I don’t think I’m exaggerating when I say I strongly dislike this time of year. (emphasis due to my well-intentioned attempts not to use the H-word in our home).
I struggled for years to fight the good fight and embrace the holidays, in the spirit of making my own joy. It felt like the exercise a friend casually suggested I might try while I was attempting to learn to ski, that of smiling even when I didn’t feel like it. She said studies had shown smiling relaxes us in stressful situations. I did smile, but instead of letting go and leaning into the experience, appreciating the beautiful scenery and the fresh mountain air, taking a whatever stance toward the possibility of falling, or worse, getting mowed over by the many, many kamikaze skiers cutting across my ski tips, I instead found myself obsessively wanting to take off one of my skis, and impale her with it.

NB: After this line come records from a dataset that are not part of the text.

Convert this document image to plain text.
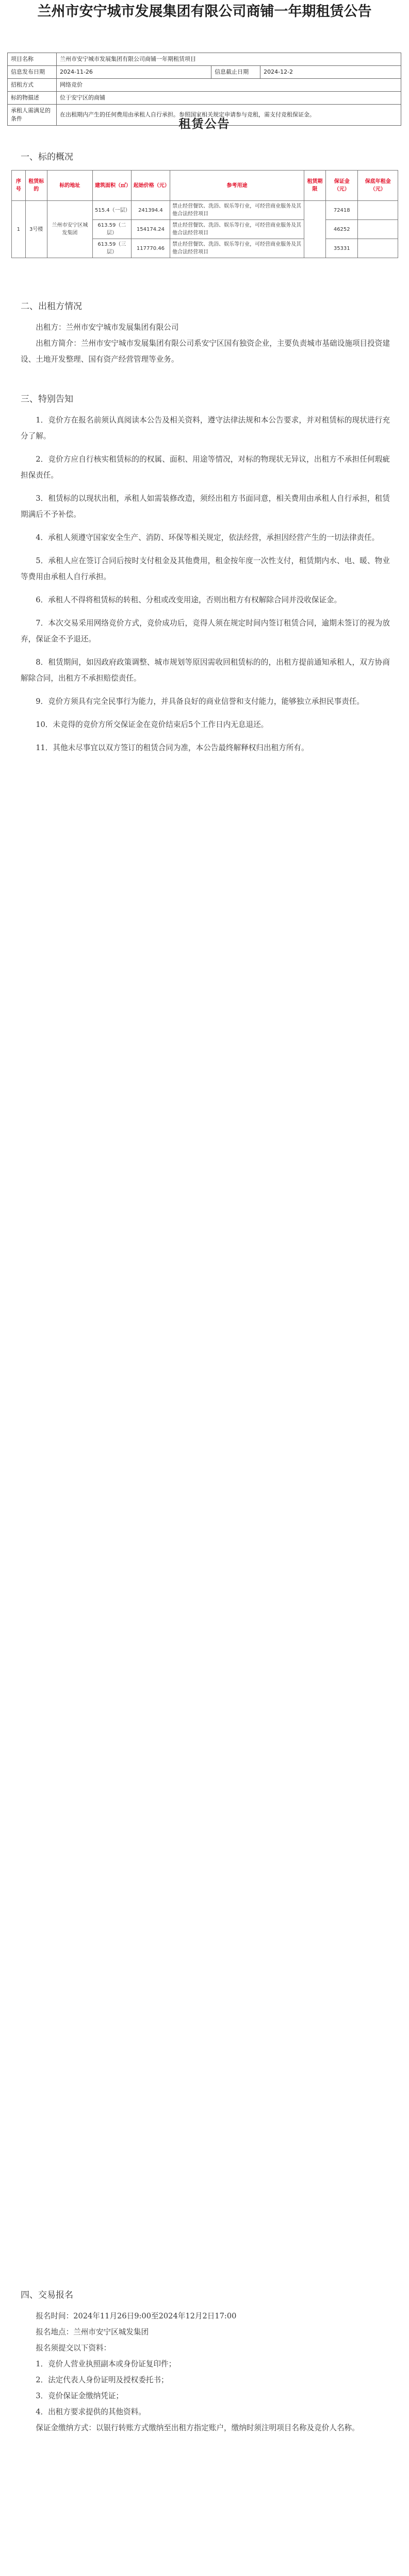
兰州市安宁城市发展集团有限公司商铺一年期租赁公告
项目名称	兰州市安宁城市发展集团有限公司商铺一年期租赁项目		
信息发布日期	2024-11-26	信息截止日期	2024-12-2
招租方式	网络竞价		
标的物描述	位于安宁区的商铺		
承租人需满足的条件	在出租期内产生的任何费用由承租人自行承担。参照国家相关规定申请参与竞租，需支付竞租保证金。		
租赁公告
一、标的概况
序号	租赁标的	标的地址	建筑面积（㎡）	起始价格（元）	参考用途	租赁期限	保证金（元）	保底年租金（元）
1	3号楼	兰州市安宁区城发集团	515.4（一层）	241394.4	禁止经营餐饮、洗浴、娱乐等行业，可经营商业服务及其他合法经营项目		72418	
			613.59（二层）	154174.24	禁止经营餐饮、洗浴、娱乐等行业，可经营商业服务及其他合法经营项目		46252	
			613.59（三层）	117770.46	禁止经营餐饮、洗浴、娱乐等行业，可经营商业服务及其他合法经营项目		35331	
二、出租方情况

出租方：兰州市安宁城市发展集团有限公司

出租方简介：兰州市安宁城市发展集团有限公司系安宁区国有独资企业，主要负责城市基础设施项目投资建设、土地开发整理、国有资产经营管理等业务。

三、特别告知

1．竞价方在报名前须认真阅读本公告及相关资料，遵守法律法规和本公告要求，并对租赁标的现状进行充分了解。

2．竞价方应自行核实租赁标的的权属、面积、用途等情况，对标的物现状无异议，出租方不承担任何瑕疵担保责任。

3．租赁标的以现状出租，承租人如需装修改造，须经出租方书面同意，相关费用由承租人自行承担，租赁期满后不予补偿。

4．承租人须遵守国家安全生产、消防、环保等相关规定，依法经营，承担因经营产生的一切法律责任。

5．承租人应在签订合同后按时支付租金及其他费用，租金按年度一次性支付，租赁期内水、电、暖、物业等费用由承租人自行承担。

6．承租人不得将租赁标的转租、分租或改变用途，否则出租方有权解除合同并没收保证金。

7．本次交易采用网络竞价方式，竞价成功后，竞得人须在规定时间内签订租赁合同，逾期未签订的视为放弃，保证金不予退还。

8．租赁期间，如因政府政策调整、城市规划等原因需收回租赁标的的，出租方提前通知承租人，双方协商解除合同，出租方不承担赔偿责任。

9．竞价方须具有完全民事行为能力，并具备良好的商业信誉和支付能力，能够独立承担民事责任。

10．未竞得的竞价方所交保证金在竞价结束后5个工作日内无息退还。

11．其他未尽事宜以双方签订的租赁合同为准，本公告最终解释权归出租方所有。

四、交易报名

报名时间：2024年11月26日9:00至2024年12月2日17:00

报名地点：兰州市安宁区城发集团

报名须提交以下资料：

1．竞价人营业执照副本或身份证复印件；

2．法定代表人身份证明及授权委托书；

3．竞价保证金缴纳凭证；

4．出租方要求提供的其他资料。

保证金缴纳方式：以银行转账方式缴纳至出租方指定账户，缴纳时须注明项目名称及竞价人名称。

I’ve muscled through decades of Christmases hoping good feelings would follow right actions. Refusing to give in to negativity. Perhaps you have correctly guessed by now that I have truly awful memories of celebrating Christmas as a kid, which we didn’t do until I was 11, an experience into which I felt shoved after my father’s remarriage. It was a strictly choreographed event wedded to the script of my stepparent’s fantasy. I felt like an actor in someone else’s show. I’d be immediately demoted to understudy on the occasions my new Christian cousins were there, the lion’s share of gifts, attention, etc. going to them. Yet I was somehow required to believe in Santa, leaving cookies for him, talking about him, writing letters to him about stuff I wanted for Christmas…which was difficult for me since I already knew the idea of Santa was a fiction. And I never received anything on the list. We did all of the decorating, gingerbread house-making, the big meal on Christmas Eve and Christmas Day, even though I had listened to my father for years sharply criticize any Jewish family in our neighborhood who even remotely sidled up to Christmas, or did anything as false as putting up blue lights outside or getting a “Hanukkah bush”.
Plus we had just returned from living in Israel for a year, which was the happiest experience of my young life. As you can imagine, Christmas is not the same in Israel. Ironically, it’s about the birth of Jesus. It was very piously and quietly observed there by Christians (and by Eastern Orthodox Christians in January). Living in a country that observed Jewish holidays nationally to this day remains one of the most empowering experiences I have ever had as a secular Jew.
So, after years and years of gearing up for the holidays as an adult, I feel like it’s still a response to an internal falseness, a forced loyalty to some way of being that just isn’t true for me. I feel like I’ve spent a lifetime trying to compensate for my history, to proactively recreate a better experience, to strive not be a victim, etc., etc., and I have often thought that the amount of effort it takes to do this somehow gives the trauma more power, not less. I did truly enjoy celebrating my husband’s version of Christmas, for a couple of years, and I did embrace his joy, but I have to say at this point I really think Christmas for me, is best categorized as “just not my thing”. Like what you would say after trying to work up the passion for kissing a girl if you like boys, or for kissing boys if you like girls, or for trying to kiss only one if you can’t choose….you get the picture.